El tema de la envidia es muy español. Los españoles siempre están pensando en la envidia. Para decir que algo es bueno dicen: «Es envidiable».

 

JORGE LUIS BORGES

El diccionario de la Real Academia de la Lengua tiene dos significaciones para la envidia: «tristeza o pesar por el bien ajeno» y «emulación por algo que no se posee».

Cuando estamos anegados por el primer significado, «tristeza o pesar por el bien ajeno»,  no buscamos que nos vaya bien a nosotros, sino que el otro pierda y podamos verle caer en su desgracia. Poco o nada nos importan los logros materiales y el bienestar social o económico; muy al contrario, el motivo de nuestra envidia está centrado en el envidiado. Son sus cualidades y competencias las que nos exasperan y tensionan.
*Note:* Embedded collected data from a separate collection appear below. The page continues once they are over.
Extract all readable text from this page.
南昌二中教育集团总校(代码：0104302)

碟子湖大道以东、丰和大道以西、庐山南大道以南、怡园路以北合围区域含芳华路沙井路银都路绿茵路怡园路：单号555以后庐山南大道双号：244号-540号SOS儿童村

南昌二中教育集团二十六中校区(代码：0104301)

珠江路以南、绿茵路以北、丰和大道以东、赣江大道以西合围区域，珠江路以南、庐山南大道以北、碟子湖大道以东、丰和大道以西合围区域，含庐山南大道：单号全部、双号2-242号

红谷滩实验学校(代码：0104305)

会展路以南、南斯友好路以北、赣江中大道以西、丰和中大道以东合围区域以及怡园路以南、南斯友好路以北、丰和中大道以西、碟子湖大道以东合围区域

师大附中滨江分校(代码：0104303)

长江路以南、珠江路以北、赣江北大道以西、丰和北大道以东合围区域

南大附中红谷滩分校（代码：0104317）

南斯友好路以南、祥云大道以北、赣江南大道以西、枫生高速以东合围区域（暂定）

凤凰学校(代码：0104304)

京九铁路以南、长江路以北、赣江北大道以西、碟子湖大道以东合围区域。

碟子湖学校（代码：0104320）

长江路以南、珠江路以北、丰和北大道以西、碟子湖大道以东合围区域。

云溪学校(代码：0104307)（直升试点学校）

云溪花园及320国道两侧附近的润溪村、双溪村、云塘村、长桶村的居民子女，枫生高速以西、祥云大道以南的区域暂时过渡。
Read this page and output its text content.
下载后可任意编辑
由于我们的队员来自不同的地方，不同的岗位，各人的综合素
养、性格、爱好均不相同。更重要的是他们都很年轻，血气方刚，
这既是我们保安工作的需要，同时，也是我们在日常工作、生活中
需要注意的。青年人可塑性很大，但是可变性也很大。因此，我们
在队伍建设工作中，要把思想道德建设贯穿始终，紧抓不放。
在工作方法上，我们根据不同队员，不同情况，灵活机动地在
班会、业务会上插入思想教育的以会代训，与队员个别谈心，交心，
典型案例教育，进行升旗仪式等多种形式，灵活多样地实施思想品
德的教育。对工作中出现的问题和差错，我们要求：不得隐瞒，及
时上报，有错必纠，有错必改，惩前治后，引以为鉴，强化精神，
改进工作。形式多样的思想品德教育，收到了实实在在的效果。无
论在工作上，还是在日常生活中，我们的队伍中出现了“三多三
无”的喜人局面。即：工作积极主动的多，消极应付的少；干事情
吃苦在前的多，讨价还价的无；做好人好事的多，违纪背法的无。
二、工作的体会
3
Como en cualquier caso donde la rivalidad se personaliza, nos sentimos carentes y perjudicados, lo que nos hace rendirnos antes de la batalla, eludiendo cualquier esfuerzo.

La envidia, una limitación del éxito personal y ajeno

En la segunda acepción, «emulación por  algo que no se posee», lo que nos interesa son los logros obtenidos por la persona envidiada, contra los que competimos, y que nos impulsan a sentirnos vencidos y fracasados. En este caso, nos concebimos faltos de posesiones, de beneficios, de bienes y de un amplio etcétera. Nos fijamos en las riquezas que el otro ha logrado y nos olvidamos de la persona, de sus vivencias o sus necesidades. Sólo nos preocupa competir por los objetos onerosos que la persona ha logrado, independientemente de cómo y para qué le sirven.
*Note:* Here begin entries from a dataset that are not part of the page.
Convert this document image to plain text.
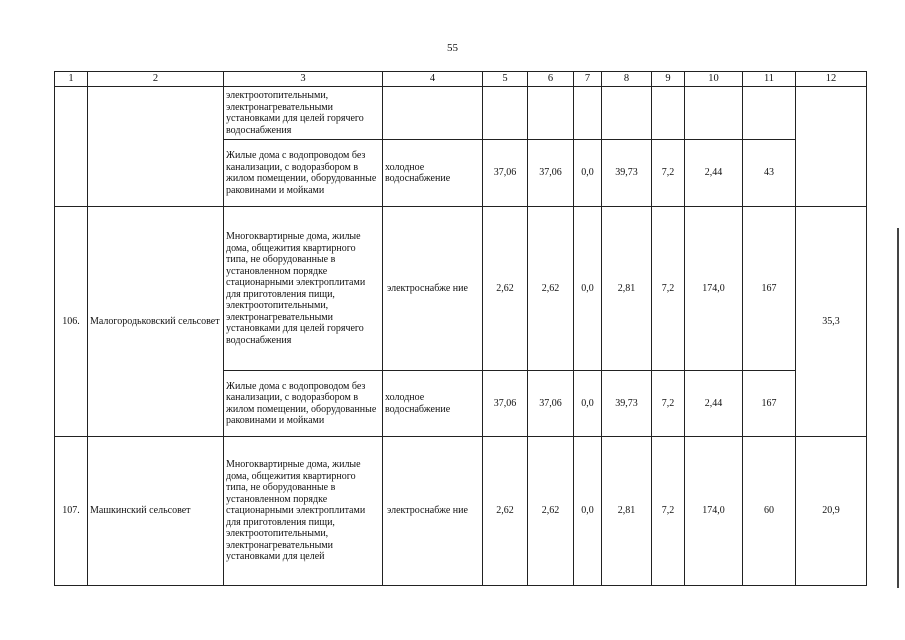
55
1	2	3	4	5	6	7	8	9	10	11	12
		электроотопительными, электронагревательными установками для целей горячего водоснабжения									
		Жилые дома с водопроводом без канализации, с водоразбором в жилом помещении, оборудованные раковинами и мойками	холодное водоснабжение	37,06	37,06	0,0	39,73	7,2	2,44	43	
106.	Малогородьковский сельсовет	Многоквартирные дома, жилые дома, общежития квартирного типа, не оборудованные в установленном порядке стационарными электроплитами для приготовления пищи, электроотопительными, электронагревательными установками для целей горячего водоснабжения	электроснабже ние	2,62	2,62	0,0	2,81	7,2	174,0	167	35,3
		Жилые дома с водопроводом без канализации, с водоразбором в жилом помещении, оборудованные раковинами и мойками	холодное водоснабжение	37,06	37,06	0,0	39,73	7,2	2,44	167	
107.	Машкинский сельсовет	Многоквартирные дома, жилые дома, общежития квартирного типа, не оборудованные в установленном порядке стационарными электроплитами для приготовления пищи, электроотопительными, электронагревательными установками для целей	электроснабже ние	2,62	2,62	0,0	2,81	7,2	174,0	60	20,9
Psicológicamente, podemos decir que la envidia revela una deficiencia personal que no estamos dispuestos a admitir, y aun aceptándola, no  somos maduros para subsanarla a través del esfuerzo que ello implica.

Mi admirado Dante Alighieri castiga a los envidiosos en el «Purgatorio» de La divina comedia cosiéndoles los ojos para que no puedan disfrutar del placer de ver caer a los otros. La realidad es que, cuando nos abatimos por la envidia, sufrimos por los éxitos y disfrutamos de los fracasos ajenos, origen y  causa de nuestra mediocridad. La envidia nos cercena la creatividad y nos confina en el reino de la vulgaridad, donde nos recreamos en intentar repetir, sin lograrlo, las obras maestras del envidiado.
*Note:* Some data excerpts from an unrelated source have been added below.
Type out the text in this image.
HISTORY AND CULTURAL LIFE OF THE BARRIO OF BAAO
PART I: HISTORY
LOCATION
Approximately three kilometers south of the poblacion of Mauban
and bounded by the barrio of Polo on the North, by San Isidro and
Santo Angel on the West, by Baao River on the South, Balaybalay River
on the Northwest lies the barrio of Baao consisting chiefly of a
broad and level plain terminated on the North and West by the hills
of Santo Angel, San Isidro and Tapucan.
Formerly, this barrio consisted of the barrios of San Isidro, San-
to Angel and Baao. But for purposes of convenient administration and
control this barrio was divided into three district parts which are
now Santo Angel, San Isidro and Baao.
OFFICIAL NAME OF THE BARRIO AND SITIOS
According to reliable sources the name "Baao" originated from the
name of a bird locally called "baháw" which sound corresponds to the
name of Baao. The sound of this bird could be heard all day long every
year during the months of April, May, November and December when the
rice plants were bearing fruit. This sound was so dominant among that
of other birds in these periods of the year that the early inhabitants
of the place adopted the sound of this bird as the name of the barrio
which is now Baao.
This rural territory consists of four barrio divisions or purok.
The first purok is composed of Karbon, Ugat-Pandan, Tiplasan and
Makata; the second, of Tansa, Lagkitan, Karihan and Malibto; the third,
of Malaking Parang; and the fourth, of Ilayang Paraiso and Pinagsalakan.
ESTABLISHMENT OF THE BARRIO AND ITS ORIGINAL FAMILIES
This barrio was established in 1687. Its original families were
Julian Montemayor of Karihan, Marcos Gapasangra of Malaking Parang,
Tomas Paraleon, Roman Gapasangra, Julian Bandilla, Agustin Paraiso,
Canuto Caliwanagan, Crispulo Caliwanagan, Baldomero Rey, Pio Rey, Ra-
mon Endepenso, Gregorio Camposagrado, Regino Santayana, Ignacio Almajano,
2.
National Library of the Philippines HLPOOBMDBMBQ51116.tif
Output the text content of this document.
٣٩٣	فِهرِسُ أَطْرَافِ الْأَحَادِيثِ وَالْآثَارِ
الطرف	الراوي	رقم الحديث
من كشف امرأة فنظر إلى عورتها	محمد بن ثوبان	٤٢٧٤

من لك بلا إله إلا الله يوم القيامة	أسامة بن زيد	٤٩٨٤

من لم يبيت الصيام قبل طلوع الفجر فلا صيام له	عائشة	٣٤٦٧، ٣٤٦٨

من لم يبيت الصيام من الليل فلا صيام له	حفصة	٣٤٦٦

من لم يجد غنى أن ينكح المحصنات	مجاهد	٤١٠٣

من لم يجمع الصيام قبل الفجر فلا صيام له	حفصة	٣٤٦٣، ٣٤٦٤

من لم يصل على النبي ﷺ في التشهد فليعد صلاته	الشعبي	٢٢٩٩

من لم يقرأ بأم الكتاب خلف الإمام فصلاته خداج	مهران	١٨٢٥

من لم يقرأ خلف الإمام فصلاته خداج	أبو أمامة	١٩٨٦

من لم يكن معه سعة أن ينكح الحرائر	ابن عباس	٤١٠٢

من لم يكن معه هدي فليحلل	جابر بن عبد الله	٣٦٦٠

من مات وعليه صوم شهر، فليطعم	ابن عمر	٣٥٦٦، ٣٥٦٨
La envidia la ocultamos detrás de delicadas o tenebrosas máscaras. Por un lado, deambulamos repitiendo el discurso de nuestros merecimientos y la injusticia del mundo que no nos los reconoce. Y por otro, buscamos oyentes dispuestos a escuchar las maldades del objeto de nuestra inquina.

Debido a estos modos de pensar, nos convertimos en seres retorcidos e inhibidos para la creatividad. Ya en la infancia mostrábamos nuestra envidia eludiendo las responsabilidades y haciéndolas caer en los demás mediante la acusación, la crítica o dejando en evidencia las pequeñas fallas de los otros.

Los mayores podemos detectar en muy tierna edad cuál de las envidias somete y domina a nuestros infantes o jóvenes. Cuando envidian al hermano o al amigo, señalan sus defectos, sin detallar los éxitos. No les importa si le regalan un juguete más o le dan una mayor propina, sólo les interesan sus cualidades y sus potenciales. Aun cuando hubiera desaparecido el ser envidiado, no podríamos rescatarles de este sentimiento pernicioso y malévolo.

Los niños envidiosos buscan en este caso, a través del descrédito muy bien elaborado, que el otro caiga en desgracia. Miran sus errores y los hacen visibles de forma ostentosa ante cualquiera que quiera escucharles.

La necesidad de poseer lo mejor y que nadie más pueda disfrutar de ello es uno de los sellos de identidad de los niños que envidian los objetos sin preocuparles quiénes son los dueños. Se les reconoce de inmediato porque detallan lo que anhelan enfadándose cuando no lo consiguen. Su aceptación de la frustración es casi nula, y llegan a mentir para obtener lo que buscan.
En muy pocos casos nombran a los dueños de los juguetes o cosas que estiman. Pareciera que los objetos han surgido de la nada y nadie fuera su dueño. Así evitan el sufrimiento y se acercan a poseerlos sin competir con los amos de las posesiones.

Ahora nos queda reflexionar sobre nuestra particular envidia; primero, hemos de ver qué envidiamos, si al sujeto o al objeto, y después cómo lo manifestamos.

La meta de este post es recuperar nuestra originalidad y desbloquear la insignificancia a la que nos somete envidiar.

Si deseas algún objeto que otro haya logrado, ponte como objetivo esforzarte para llegar a ello. Y si es a alguna persona, evita difamarla, además de listar  sus cualidades y organizarte para crecer en sus competencias. Aunque no consigas llegar a ser igual, seguro que tu unicidad te compensa.

Literatura: Abel Sánchez, de Miguel de Unamuno.